Meet Sweetya — the round, honey-colored cat who has become the unofficial face of our brand. She first appeared on a napkin sketch by our founder during a long flight from Seoul to Tokyo. Three years later, she shows up on every box, every paper bag, and the screens of customers waiting in line at our pop-ups.
The brief our illustrator received when we commissioned the official version of Sweetya was, by design, almost impossibly short: "She lives in a kitchen. She is fond of yakgwa. She does not perform." Everything that has happened since — the merchandise, the animation, the in-store signage — has had to pass through those three sentences. If something Sweetya does conflicts with them, it doesn't make it onto the page.
Who Is Sweetya?
Sweetya is a small cat who lives in a kitchen. She does not speak, but she communicates fluently through three things: her tail, her eyes, and the yakgwa she is almost always holding.
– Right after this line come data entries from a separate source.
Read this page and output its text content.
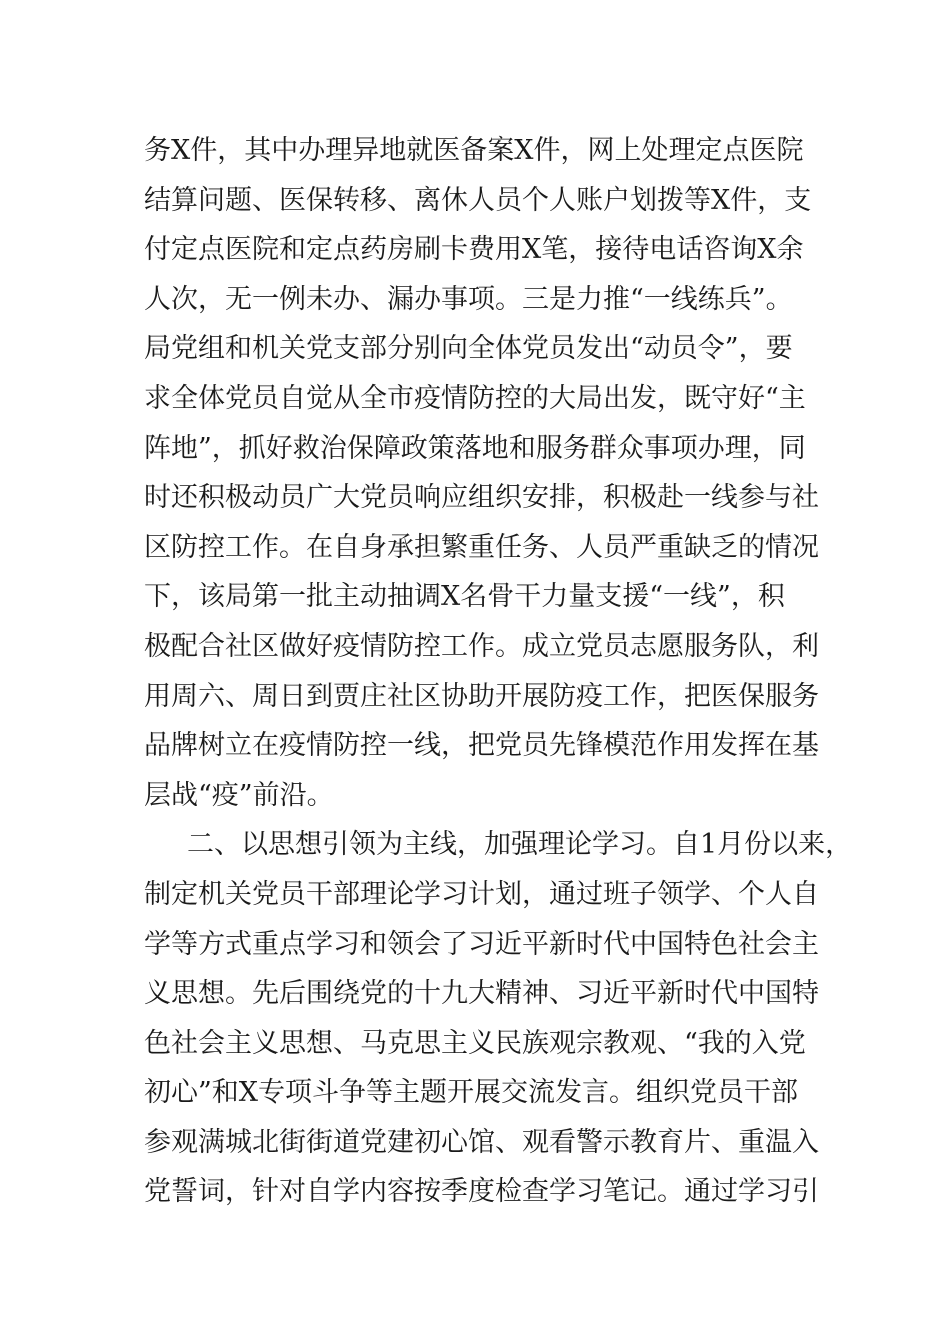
务X件，其中办理异地就医备案X件，网上处理定点医院
结算问题、医保转移、离休人员个人账户划拨等X件，支
付定点医院和定点药房刷卡费用X笔，接待电话咨询X余
人次，无一例未办、漏办事项。三是力推“一线练兵”。
局党组和机关党支部分别向全体党员发出“动员令”，要
求全体党员自觉从全市疫情防控的大局出发，既守好“主
阵地”，抓好救治保障政策落地和服务群众事项办理，同
时还积极动员广大党员响应组织安排，积极赴一线参与社
区防控工作。在自身承担繁重任务、人员严重缺乏的情况
下，该局第一批主动抽调X名骨干力量支援“一线”，积
极配合社区做好疫情防控工作。成立党员志愿服务队，利
用周六、周日到贾庄社区协助开展防疫工作，把医保服务
品牌树立在疫情防控一线，把党员先锋模范作用发挥在基
层战“疫”前沿。
二、以思想引领为主线，加强理论学习。自1月份以来，
制定机关党员干部理论学习计划，通过班子领学、个人自
学等方式重点学习和领会了习近平新时代中国特色社会主
义思想。先后围绕党的十九大精神、习近平新时代中国特
色社会主义思想、马克思主义民族观宗教观、“我的入党
初心”和X专项斗争等主题开展交流发言。组织党员干部
参观满城北街街道党建初心馆、观看警示教育片、重温入
党誓词，针对自学内容按季度检查学习笔记。通过学习引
She represents the quiet, attentive joy of being handed something delicious by someone you trust. She does not have a backstory in the conventional sense — no origin tale, no rival, no quest. She has a temperament. That has turned out to be enough.
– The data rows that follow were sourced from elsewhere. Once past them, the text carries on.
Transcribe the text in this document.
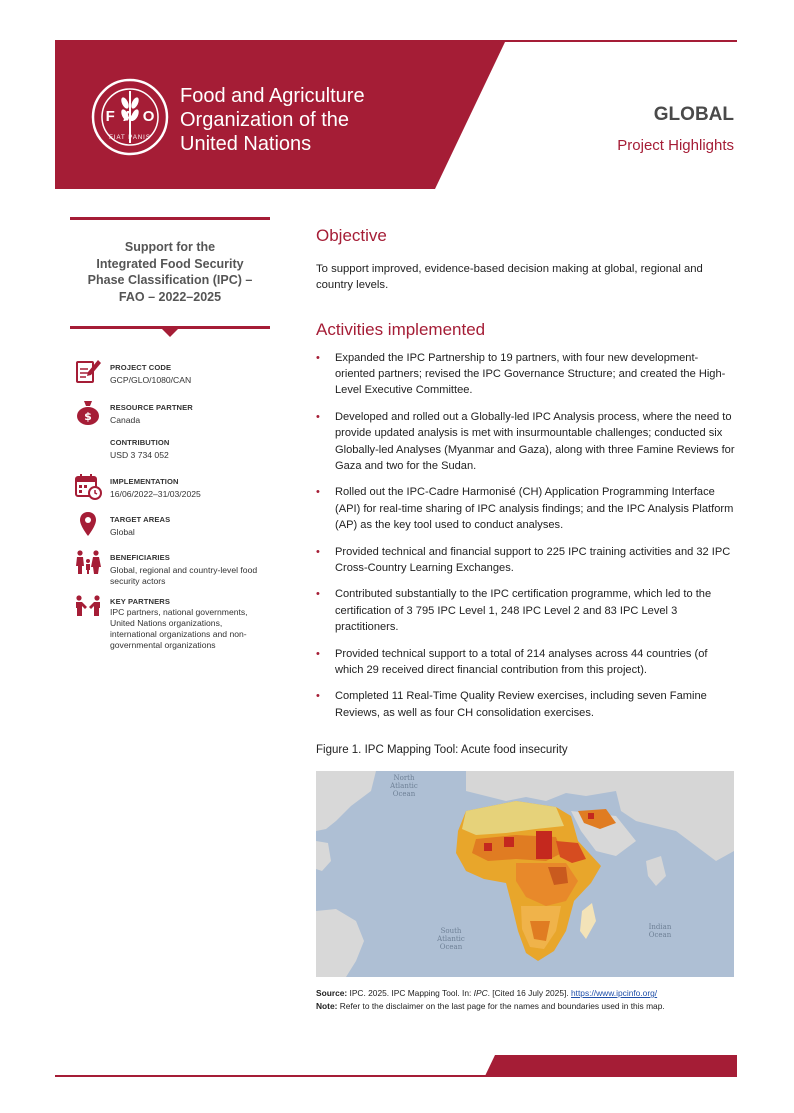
FAO
FIAT PANIS
Food and Agriculture
Organization of the
United Nations
GLOBAL
Project Highlights
Support for the
Integrated Food Security
Phase Classification (IPC) –
FAO – 2022–2025
PROJECT CODE
GCP/GLO/1080/CAN
$
RESOURCE PARTNER
Canada
CONTRIBUTION
USD 3 734 052
IMPLEMENTATION
16/06/2022–31/03/2025
TARGET AREAS
Global
BENEFICIARIES
Global, regional and country-level food security actors
KEY PARTNERS
IPC partners, national governments, United Nations organizations, international organizations and non-governmental organizations
Objective
To support improved, evidence-based decision making at global, regional and country levels.
Activities implemented
• Expanded the IPC Partnership to 19 partners, with four new development-oriented partners; revised the IPC Governance Structure; and created the High-Level Executive Committee.
• Developed and rolled out a Globally-led IPC Analysis process, where the need to provide updated analysis is met with insurmountable challenges; conducted six Globally-led Analyses (Myanmar and Gaza), along with three Famine Reviews for Gaza and two for the Sudan.
• Rolled out the IPC-Cadre Harmonisé (CH) Application Programming Interface (API) for real-time sharing of IPC analysis findings; and the IPC Analysis Platform (AP) as the key tool used to conduct analyses.
• Provided technical and financial support to 225 IPC training activities and 32 IPC Cross-Country Learning Exchanges.
• Contributed substantially to the IPC certification programme, which led to the certification of 3 795 IPC Level 1, 248 IPC Level 2 and 83 IPC Level 3 practitioners.
• Provided technical support to a total of 214 analyses across 44 countries (of which 29 received direct financial contribution from this project).
• Completed 11 Real-Time Quality Review exercises, including seven Famine Reviews, as well as four CH consolidation exercises.
Figure 1. IPC Mapping Tool: Acute food insecurity
North
Atlantic
Ocean
South
Atlantic
Ocean
Indian
Ocean
Source: IPC. 2025. IPC Mapping Tool. In: IPC. [Cited 16 July 2025]. https://www.ipcinfo.org/
Note: Refer to the disclaimer on the last page for the names and boundaries used in this map.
We chose a cat — not a rabbit, not a bear — because cats are observant. They watch the room before deciding how they feel. That felt right for a brand built around a dessert that asks to be slowly appreciated rather than quickly consumed. A rabbit would have been too eager; a bear too imposing. A cat sits on the counter, waits, and then approves.
How She Was Designed
The official Sweetya, the one you see on the packaging, went through 23 iterations. The earliest sketches had her more rounded, almost like a daifuku; the later ones gave her slightly more posture, so she would read as awake rather than asleep. The team kept refining until they reached the point where Sweetya looked the same in 12px on a phone screen and in 30cm on a store sign. Scalability was the test.
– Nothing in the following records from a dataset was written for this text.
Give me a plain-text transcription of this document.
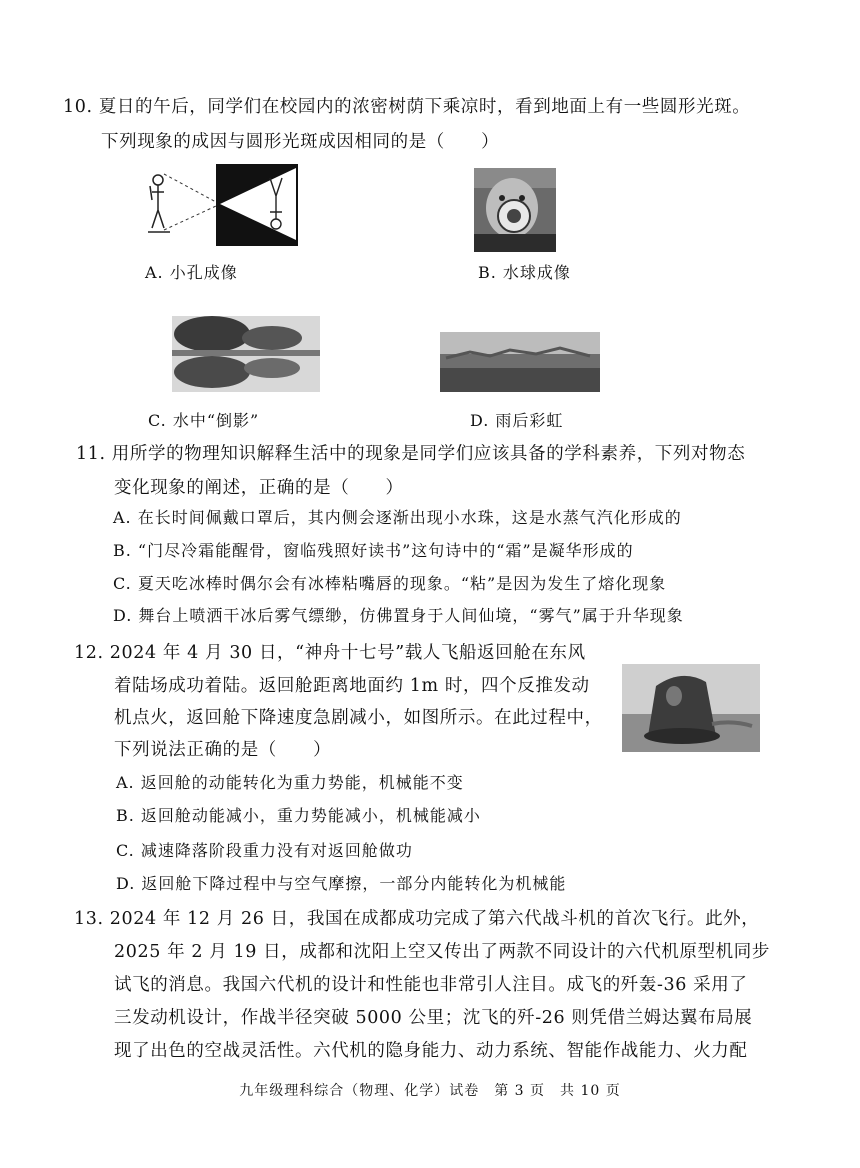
10. 夏日的午后，同学们在校园内的浓密树荫下乘凉时，看到地面上有一些圆形光斑。
下列现象的成因与圆形光斑成因相同的是（　　）
A. 小孔成像	B. 水球成像
C. 水中“倒影”	D. 雨后彩虹
11. 用所学的物理知识解释生活中的现象是同学们应该具备的学科素养，下列对物态
变化现象的阐述，正确的是（　　）
A. 在长时间佩戴口罩后，其内侧会逐渐出现小水珠，这是水蒸气汽化形成的
B. “门尽冷霜能醒骨，窗临残照好读书”这句诗中的“霜”是凝华形成的
C. 夏天吃冰棒时偶尔会有冰棒粘嘴唇的现象。“粘”是因为发生了熔化现象
D. 舞台上喷洒干冰后雾气缥缈，仿佛置身于人间仙境，“雾气”属于升华现象
12. 2024 年 4 月 30 日，“神舟十七号”载人飞船返回舱在东风
着陆场成功着陆。返回舱距离地面约 1m 时，四个反推发动
机点火，返回舱下降速度急剧减小，如图所示。在此过程中，
下列说法正确的是（　　）
A. 返回舱的动能转化为重力势能，机械能不变
B. 返回舱动能减小，重力势能减小，机械能减小
C. 减速降落阶段重力没有对返回舱做功
D. 返回舱下降过程中与空气摩擦，一部分内能转化为机械能
13. 2024 年 12 月 26 日，我国在成都成功完成了第六代战斗机的首次飞行。此外，
2025 年 2 月 19 日，成都和沈阳上空又传出了两款不同设计的六代机原型机同步
试飞的消息。我国六代机的设计和性能也非常引人注目。成飞的歼轰-36 采用了
三发动机设计，作战半径突破 5000 公里；沈飞的歼-26 则凭借兰姆达翼布局展
现了出色的空战灵活性。六代机的隐身能力、动力系统、智能作战能力、火力配
九年级理科综合（物理、化学）试卷　第 3 页　共 10 页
Color was also debated. The original sketches were pale cream. We chose the deeper, glaze-honey tone you see today because it matched the cookie exactly — Sweetya and yakgwa, side by side in print, should look like they came from the same warm afternoon.
Small Details
- Her honey color matches the exact Pantone of glazed yakgwa
- The little dot on her forehead is a sesame seed
- She blinks one eye when she's tasting something especially good
- She is left-pawed; she always holds yakgwa in her left paw
- Her tail tip curls forward when she's pleased and trails behind her when she's thinking
What She Does Not Do
Sweetya does not have a slogan. She does not have a mascot dance. She does not appear in promotional sweepstakes or click-baited social posts. The reason is the same reason we keep our packaging minimal: when a character starts performing, the customer starts watching the performance rather than tasting the cookie. Sweetya's job is to be present, not to entertain.
Some brands would consider this restraint a missed opportunity. We consider it the whole point of having a character at all. A character that knows when to step back is a character the customer can return to without fatigue.
What's Coming Next
Sweetya will star in our first short animation later this year, telling the story of how a single yakgwa travels from a quiet Korean kitchen to a table in a city far away. The animation is being produced by a small studio in Seongsu and will be entirely free of dialogue — just movement, light, and small sounds. We believe that gives Sweetya her best chance to do what she was designed to do: be felt, rather than explained.